Altair assottigliò gli occhi, come se cercasse nel suo viso una spiegazione a quel rifiuto più sensata delle scuse che aveva miseramente arrabattato fino a quel momento. –Credi che togliere la vita mi piaccia? Io lo faccio perché devo, perché servo un bene superiore e non ho il diritto di porre i miei desideri davanti a questo. E’ sempre stato così per me. Ma non questa volta.-
-Anche se io accettassi, ce ne pentiremmo tutti e due subito dopo, fidati.-
Quelle parole non ebbero su di lui nessun effetto e Maria pensò che l’unica cosa che avrebbe voluto in quel momento era poter sottrarsi al suo sguardo, quello sguardo che vedeva molto più di quello che lei lasciava trasparire.

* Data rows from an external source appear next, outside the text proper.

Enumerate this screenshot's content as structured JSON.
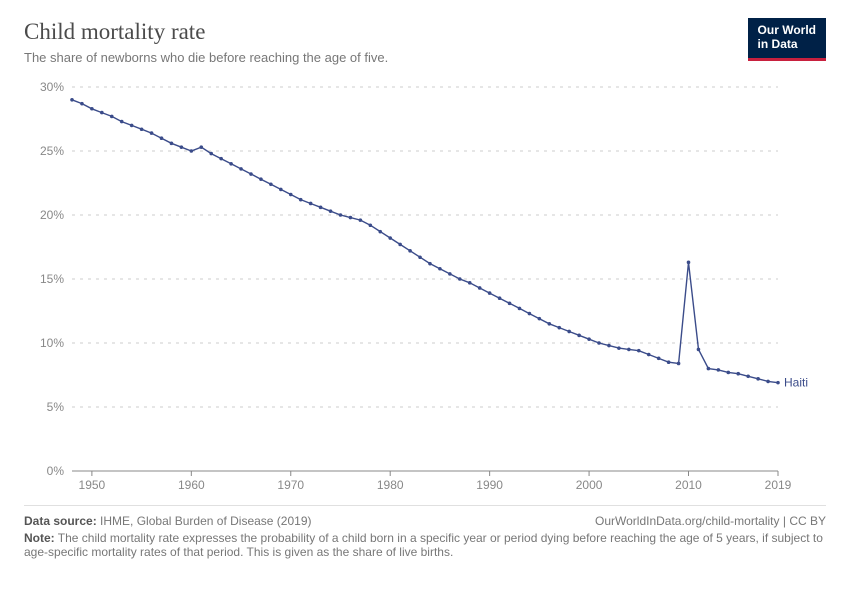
{
  "header": {
    "title": "Child mortality rate",
    "subtitle": "The share of newborns who die before reaching the age of five.",
    "logo_line1": "Our World",
    "logo_line2": "in Data"
  },
  "chart": {
    "type": "line",
    "background_color": "#ffffff",
    "grid_color": "#cccccc",
    "axis_color": "#888888",
    "tick_font_size": 12,
    "y": {
      "min": 0,
      "max": 30,
      "ticks": [
        0,
        5,
        10,
        15,
        20,
        25,
        30
      ],
      "tick_labels": [
        "0%",
        "5%",
        "10%",
        "15%",
        "20%",
        "25%",
        "30%"
      ]
    },
    "x": {
      "min": 1948,
      "max": 2019,
      "ticks": [
        1950,
        1960,
        1970,
        1980,
        1990,
        2000,
        2010,
        2019
      ],
      "tick_labels": [
        "1950",
        "1960",
        "1970",
        "1980",
        "1990",
        "2000",
        "2010",
        "2019"
      ]
    },
    "series": [
      {
        "label": "Haiti",
        "color": "#3b4c8a",
        "line_width": 1.4,
        "marker_radius": 1.8,
        "x": [
          1948,
          1949,
          1950,
          1951,
          1952,
          1953,
          1954,
          1955,
          1956,
          1957,
          1958,
          1959,
          1960,
          1961,
          1962,
          1963,
          1964,
          1965,
          1966,
          1967,
          1968,
          1969,
          1970,
          1971,
          1972,
          1973,
          1974,
          1975,
          1976,
          1977,
          1978,
          1979,
          1980,
          1981,
          1982,
          1983,
          1984,
          1985,
          1986,
          1987,
          1988,
          1989,
          1990,
          1991,
          1992,
          1993,
          1994,
          1995,
          1996,
          1997,
          1998,
          1999,
          2000,
          2001,
          2002,
          2003,
          2004,
          2005,
          2006,
          2007,
          2008,
          2009,
          2010,
          2011,
          2012,
          2013,
          2014,
          2015,
          2016,
          2017,
          2018,
          2019
        ],
        "y": [
          29.0,
          28.7,
          28.3,
          28.0,
          27.7,
          27.3,
          27.0,
          26.7,
          26.4,
          26.0,
          25.6,
          25.3,
          25.0,
          25.3,
          24.8,
          24.4,
          24.0,
          23.6,
          23.2,
          22.8,
          22.4,
          22.0,
          21.6,
          21.2,
          20.9,
          20.6,
          20.3,
          20.0,
          19.8,
          19.6,
          19.2,
          18.7,
          18.2,
          17.7,
          17.2,
          16.7,
          16.2,
          15.8,
          15.4,
          15.0,
          14.7,
          14.3,
          13.9,
          13.5,
          13.1,
          12.7,
          12.3,
          11.9,
          11.5,
          11.2,
          10.9,
          10.6,
          10.3,
          10.0,
          9.8,
          9.6,
          9.5,
          9.4,
          9.1,
          8.8,
          8.5,
          8.4,
          16.3,
          9.5,
          8.0,
          7.9,
          7.7,
          7.6,
          7.4,
          7.2,
          7.0,
          6.9
        ]
      }
    ]
  },
  "footer": {
    "source_label": "Data source:",
    "source_value": "IHME, Global Burden of Disease (2019)",
    "url": "OurWorldInData.org/child-mortality",
    "license": "CC BY",
    "note_label": "Note:",
    "note_value": "The child mortality rate expresses the probability of a child born in a specific year or period dying before reaching the age of 5 years, if subject to age-specific mortality rates of that period. This is given as the share of live births."
  }
}
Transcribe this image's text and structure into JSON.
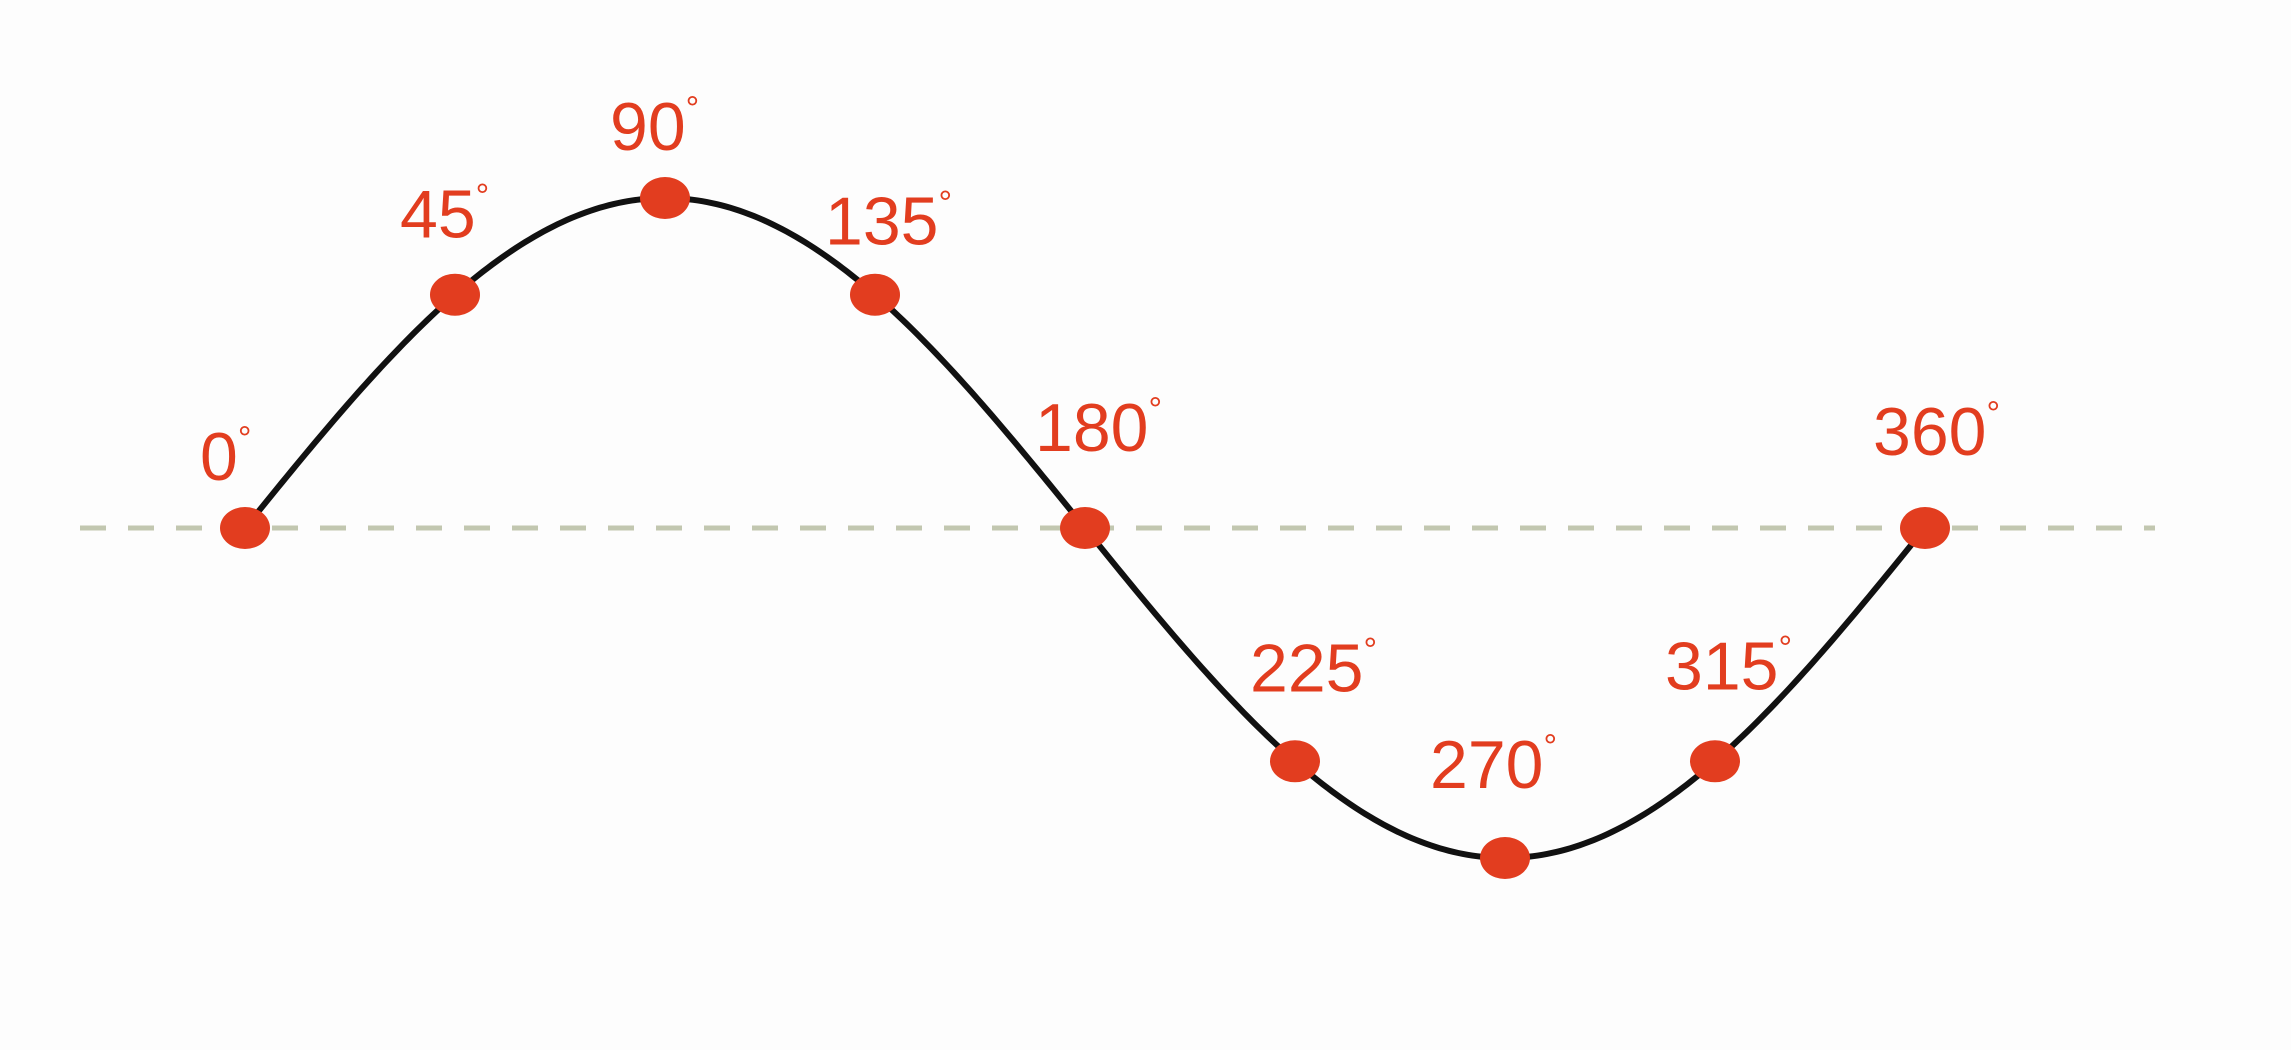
{
  "chart_data": {
    "type": "line",
    "function": "sine",
    "x": [
      0,
      45,
      90,
      135,
      180,
      225,
      270,
      315,
      360
    ],
    "y": [
      0,
      0.707,
      1,
      0.707,
      0,
      -0.707,
      -1,
      -0.707,
      0
    ],
    "xlim": [
      0,
      360
    ],
    "ylim": [
      -1,
      1
    ],
    "points": [
      {
        "angle": 0,
        "label": "0",
        "degree_mark": "°"
      },
      {
        "angle": 45,
        "label": "45",
        "degree_mark": "°"
      },
      {
        "angle": 90,
        "label": "90",
        "degree_mark": "°"
      },
      {
        "angle": 135,
        "label": "135",
        "degree_mark": "°"
      },
      {
        "angle": 180,
        "label": "180",
        "degree_mark": "°"
      },
      {
        "angle": 225,
        "label": "225",
        "degree_mark": "°"
      },
      {
        "angle": 270,
        "label": "270",
        "degree_mark": "°"
      },
      {
        "angle": 315,
        "label": "315",
        "degree_mark": "°"
      },
      {
        "angle": 360,
        "label": "360",
        "degree_mark": "°"
      }
    ],
    "axis": {
      "style": "dashed",
      "color": "#c2c7b0"
    },
    "curve_color": "#111111",
    "point_color": "#e23d1f",
    "label_color": "#e23d1f",
    "title": "",
    "xlabel": "",
    "ylabel": "",
    "legend": "none",
    "grid": false
  }
}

-Mi stai dicendo che tu non mi ami?- le chiese lui con un mezzo sorriso.
-Questo non c’entra.- rispose allontanandosi di un passo.
Anche lui fece un passo avanti cancellando quella distanza che la donna aveva cercato di guadagnarsi con tanta fatica.

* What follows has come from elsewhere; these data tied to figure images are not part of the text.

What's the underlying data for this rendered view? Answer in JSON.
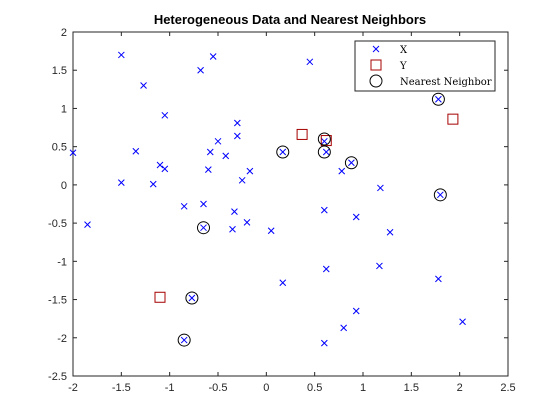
{
  "chart_data": {
    "type": "scatter",
    "title": "Heterogeneous Data and Nearest Neighbors",
    "xlabel": "",
    "ylabel": "",
    "xlim": [
      -2,
      2.5
    ],
    "ylim": [
      -2.5,
      2
    ],
    "xticks": [
      "-2",
      "-1.5",
      "-1",
      "-0.5",
      "0",
      "0.5",
      "1",
      "1.5",
      "2",
      "2.5"
    ],
    "yticks": [
      "2",
      "1.5",
      "1",
      "0.5",
      "0",
      "-0.5",
      "-1",
      "-1.5",
      "-2",
      "-2.5"
    ],
    "grid": false,
    "legend_position": "top-right",
    "series": [
      {
        "name": "X",
        "marker": "x",
        "color": "#0000ff",
        "points": [
          [
            -1.5,
            1.7
          ],
          [
            -0.55,
            1.68
          ],
          [
            -0.68,
            1.5
          ],
          [
            -1.27,
            1.3
          ],
          [
            0.45,
            1.61
          ],
          [
            -1.05,
            0.91
          ],
          [
            -0.3,
            0.81
          ],
          [
            -0.3,
            0.64
          ],
          [
            -0.5,
            0.57
          ],
          [
            -1.35,
            0.44
          ],
          [
            -2.0,
            0.42
          ],
          [
            -0.58,
            0.43
          ],
          [
            -0.42,
            0.38
          ],
          [
            -1.1,
            0.26
          ],
          [
            -1.05,
            0.21
          ],
          [
            -0.6,
            0.2
          ],
          [
            -0.17,
            0.18
          ],
          [
            -0.25,
            0.06
          ],
          [
            -1.5,
            0.03
          ],
          [
            -1.17,
            0.01
          ],
          [
            -0.85,
            -0.28
          ],
          [
            -0.65,
            -0.25
          ],
          [
            -0.33,
            -0.35
          ],
          [
            -1.85,
            -0.52
          ],
          [
            -0.2,
            -0.49
          ],
          [
            -0.35,
            -0.58
          ],
          [
            0.05,
            -0.6
          ],
          [
            0.6,
            -0.33
          ],
          [
            0.93,
            -0.42
          ],
          [
            1.28,
            -0.62
          ],
          [
            1.18,
            -0.04
          ],
          [
            0.78,
            0.18
          ],
          [
            0.6,
            0.57
          ],
          [
            0.62,
            0.43
          ],
          [
            0.62,
            -1.1
          ],
          [
            1.17,
            -1.06
          ],
          [
            0.17,
            -1.28
          ],
          [
            1.78,
            -1.23
          ],
          [
            0.93,
            -1.65
          ],
          [
            0.8,
            -1.87
          ],
          [
            0.6,
            -2.07
          ],
          [
            2.03,
            -1.79
          ],
          [
            -0.85,
            -2.03
          ],
          [
            -0.77,
            -1.48
          ],
          [
            -0.65,
            -0.56
          ],
          [
            0.17,
            0.43
          ],
          [
            0.88,
            0.29
          ],
          [
            1.78,
            1.12
          ],
          [
            1.8,
            -0.13
          ]
        ]
      },
      {
        "name": "Y",
        "marker": "square",
        "color": "#a50000",
        "points": [
          [
            0.37,
            0.66
          ],
          [
            0.62,
            0.58
          ],
          [
            1.93,
            0.86
          ],
          [
            -1.1,
            -1.47
          ]
        ]
      },
      {
        "name": "Nearest Neighbor",
        "marker": "circle",
        "color": "#000000",
        "points": [
          [
            0.6,
            0.6
          ],
          [
            0.17,
            0.43
          ],
          [
            0.6,
            0.43
          ],
          [
            0.88,
            0.29
          ],
          [
            1.78,
            1.12
          ],
          [
            1.8,
            -0.13
          ],
          [
            -0.65,
            -0.56
          ],
          [
            -0.77,
            -1.48
          ],
          [
            -0.85,
            -2.03
          ]
        ]
      }
    ]
  }
}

-Allora dimmelo e la facciamo finita.- sussurrò con il viso ormai a un centimetro da quello di lei mentre i suoi occhi accesi contraddicevano le sue stesse parole.
-Io non…- provò a dire, ma non riuscì a completare la frase perché la lontananza tra loro due si era azzerata e le sue labbra avevano incontrato quelle di lui, mentre le parole si disperdevano in un bacio intenso.
 


NOTE
Non so come sia venuto qst capitolo xk l'ho appena scritto e non ho fatto in tempo a rileggere, ma spero niente di tragicoXD

Ovviamente, come al solito, devo scusarmi perché sono in ritardo e il capitolo è vergognosamente breve, ma la mia libertà post-esame è durata poco, ho scoperto che devo preparare altri due esami entro un mese e nel frattempo seguire i corsi ç_ç

Ah devo anche scusarmi per un errore commesso nel capitolo precedente, mi sono resa conto di aver confuso l’aorta con la giugulare (tra l’altro la prima è un’arteria la seconda è una vena, ho fatto una ricerca in ritardo-_-) e non posso neanche appellarmi alla licenza poetica:S correggerò il prima possibile.
Morale della favola: devo togliermi il vizio di scrivere cose di cui non sono sicura senza un minimo di approfondimento.
Detto questo, scusatemi per l’ignoranza e vi consoli sapere che non studio né medicina, né biologia o affini perciò non sono potenzialmente pericolosa.